This isn’t about the cat, actually, but the scene fits. (That’s Callie the Wonder Cat, wondering if I’m going to let her in.)
In the photo above, you can see the towel in the windowsill for catching water whenthe ice on the inside of the glass melts in the morning sun. This is an afternoon shot, which means we’ve already dried the towels by the wood stove and put them in place for another night.The Mexican blanket makes a good curtain for the winter. At night we tuck the bottom up inside the sill to hold it in the window frame for a better seal. Like all the windows in the living room, this one consists of a large piece of plate glass mounted in a wooden frame set into the adobe wall.
Sunday morning was very cold. By the time I went out to take my usual four-mile hike just south of town, the temperature had risen to 20 °F. The sky was clear with a stiff wind. There was only one car in the parking lot when I pulled in. The occupants, a fit-looking couple half my age, had just that instant started down the trail in splendid multi-colored athletic gear. By the time I stepped out of my truck, they’d given up and were coming back. I charged off as they were getting into their car—what a great moment, but oh my God the wind. Somehow I was almost fine dressed all in black with cargo pants, long-sleeved T-shirt, and discount store hoodie, but I did have to pull the hood up over my cap. After all, this was the kind of cold that breaks your cheeks.

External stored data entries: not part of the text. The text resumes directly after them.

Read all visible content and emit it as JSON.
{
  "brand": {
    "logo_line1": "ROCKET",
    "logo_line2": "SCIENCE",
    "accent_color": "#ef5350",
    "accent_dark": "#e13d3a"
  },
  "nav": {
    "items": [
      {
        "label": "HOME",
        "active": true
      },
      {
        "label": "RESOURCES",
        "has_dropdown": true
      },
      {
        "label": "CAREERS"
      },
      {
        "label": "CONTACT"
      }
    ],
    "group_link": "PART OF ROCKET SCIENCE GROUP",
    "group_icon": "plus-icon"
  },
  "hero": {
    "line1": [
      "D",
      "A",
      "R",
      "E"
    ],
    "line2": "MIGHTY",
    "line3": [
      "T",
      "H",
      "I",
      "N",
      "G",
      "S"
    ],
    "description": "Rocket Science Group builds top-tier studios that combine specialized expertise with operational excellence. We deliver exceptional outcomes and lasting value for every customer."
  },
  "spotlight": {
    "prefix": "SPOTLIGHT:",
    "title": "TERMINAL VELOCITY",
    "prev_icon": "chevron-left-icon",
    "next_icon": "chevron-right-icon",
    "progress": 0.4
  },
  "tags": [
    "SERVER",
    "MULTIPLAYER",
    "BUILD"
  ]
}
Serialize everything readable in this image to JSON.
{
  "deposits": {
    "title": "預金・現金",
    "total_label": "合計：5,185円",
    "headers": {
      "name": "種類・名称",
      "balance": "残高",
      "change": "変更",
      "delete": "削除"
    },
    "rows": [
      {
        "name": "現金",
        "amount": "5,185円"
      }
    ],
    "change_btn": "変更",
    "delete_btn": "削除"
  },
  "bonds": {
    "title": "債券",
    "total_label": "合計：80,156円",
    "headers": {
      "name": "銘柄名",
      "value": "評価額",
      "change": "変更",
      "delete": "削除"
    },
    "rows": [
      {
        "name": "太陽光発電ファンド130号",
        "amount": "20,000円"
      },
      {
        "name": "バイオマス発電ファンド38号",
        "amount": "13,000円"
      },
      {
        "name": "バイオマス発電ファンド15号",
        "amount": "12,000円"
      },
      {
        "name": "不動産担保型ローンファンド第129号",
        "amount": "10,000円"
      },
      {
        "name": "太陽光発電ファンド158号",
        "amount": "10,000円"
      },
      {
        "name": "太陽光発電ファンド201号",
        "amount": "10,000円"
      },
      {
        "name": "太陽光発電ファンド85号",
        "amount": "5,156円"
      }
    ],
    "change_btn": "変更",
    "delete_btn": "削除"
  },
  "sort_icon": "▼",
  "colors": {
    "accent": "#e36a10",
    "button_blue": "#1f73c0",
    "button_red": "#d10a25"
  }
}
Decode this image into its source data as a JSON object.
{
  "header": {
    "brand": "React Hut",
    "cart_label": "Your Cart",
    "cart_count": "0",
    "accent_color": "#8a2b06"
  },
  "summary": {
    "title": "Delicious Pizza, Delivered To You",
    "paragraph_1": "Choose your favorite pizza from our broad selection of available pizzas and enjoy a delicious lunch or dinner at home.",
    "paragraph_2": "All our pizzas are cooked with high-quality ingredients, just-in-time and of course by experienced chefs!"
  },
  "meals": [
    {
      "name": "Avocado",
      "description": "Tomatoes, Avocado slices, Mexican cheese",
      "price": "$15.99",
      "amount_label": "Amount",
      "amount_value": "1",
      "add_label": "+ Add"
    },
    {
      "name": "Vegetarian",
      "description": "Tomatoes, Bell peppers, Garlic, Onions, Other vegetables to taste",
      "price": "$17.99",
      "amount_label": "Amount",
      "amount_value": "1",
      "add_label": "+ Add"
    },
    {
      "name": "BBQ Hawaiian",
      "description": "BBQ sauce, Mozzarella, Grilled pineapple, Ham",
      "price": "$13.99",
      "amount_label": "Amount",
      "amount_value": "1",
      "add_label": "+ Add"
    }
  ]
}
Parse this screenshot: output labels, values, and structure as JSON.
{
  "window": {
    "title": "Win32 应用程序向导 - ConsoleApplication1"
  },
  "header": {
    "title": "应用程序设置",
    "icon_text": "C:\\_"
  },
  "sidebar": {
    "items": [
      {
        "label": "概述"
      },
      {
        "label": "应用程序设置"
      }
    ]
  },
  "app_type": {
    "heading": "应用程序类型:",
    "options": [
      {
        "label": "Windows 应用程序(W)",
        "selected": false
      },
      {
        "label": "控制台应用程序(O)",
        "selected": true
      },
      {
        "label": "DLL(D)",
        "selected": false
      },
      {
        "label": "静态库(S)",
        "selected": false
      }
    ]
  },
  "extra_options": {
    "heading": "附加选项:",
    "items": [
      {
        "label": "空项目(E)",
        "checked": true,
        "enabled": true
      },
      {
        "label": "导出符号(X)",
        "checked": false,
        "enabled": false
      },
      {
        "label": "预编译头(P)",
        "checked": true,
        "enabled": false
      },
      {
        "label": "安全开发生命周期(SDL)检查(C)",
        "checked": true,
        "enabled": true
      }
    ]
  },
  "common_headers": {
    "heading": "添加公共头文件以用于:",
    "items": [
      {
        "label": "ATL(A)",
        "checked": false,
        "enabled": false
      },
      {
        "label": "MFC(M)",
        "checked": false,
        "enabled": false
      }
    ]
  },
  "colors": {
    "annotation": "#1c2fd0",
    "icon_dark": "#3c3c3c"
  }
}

Within thirty seconds I was out of sight of the parking lot, all alone on the sagebrush mesa. Walking fast, I was exultant in the freezing brightness. Just being out there in that immense open space puts me in touch with a different energy. Sometimes I’m grateful for the distraction, sometimes not, and sometimes… That’s the everyday of it, usually. Sunday, though, was different.
I realize this is hard to understand unless you know more about me than I need to tell, but as I descended the trail, something finally unclenched, and I had the sense that everything would be all right. There was a falling away of fear. For an extended time I felt forgiven, loved, euphoric. And then something even stronger: I stared at the chocolate dirt, the rocks, the sagebrush, and the sky. It wasn’t anything but perfect. And then everything was. I mean everything.
This is very difficult to describe, and beyond the above, I wouldn’t want to try. But for anyone out there who’s in pain, know that I don’t hurt so much now since I stuck my finger in the socket. The awareness may recede, but I’ll remember.
(My father never put his arm around my shoulder, right? So of course I don’t remember that.)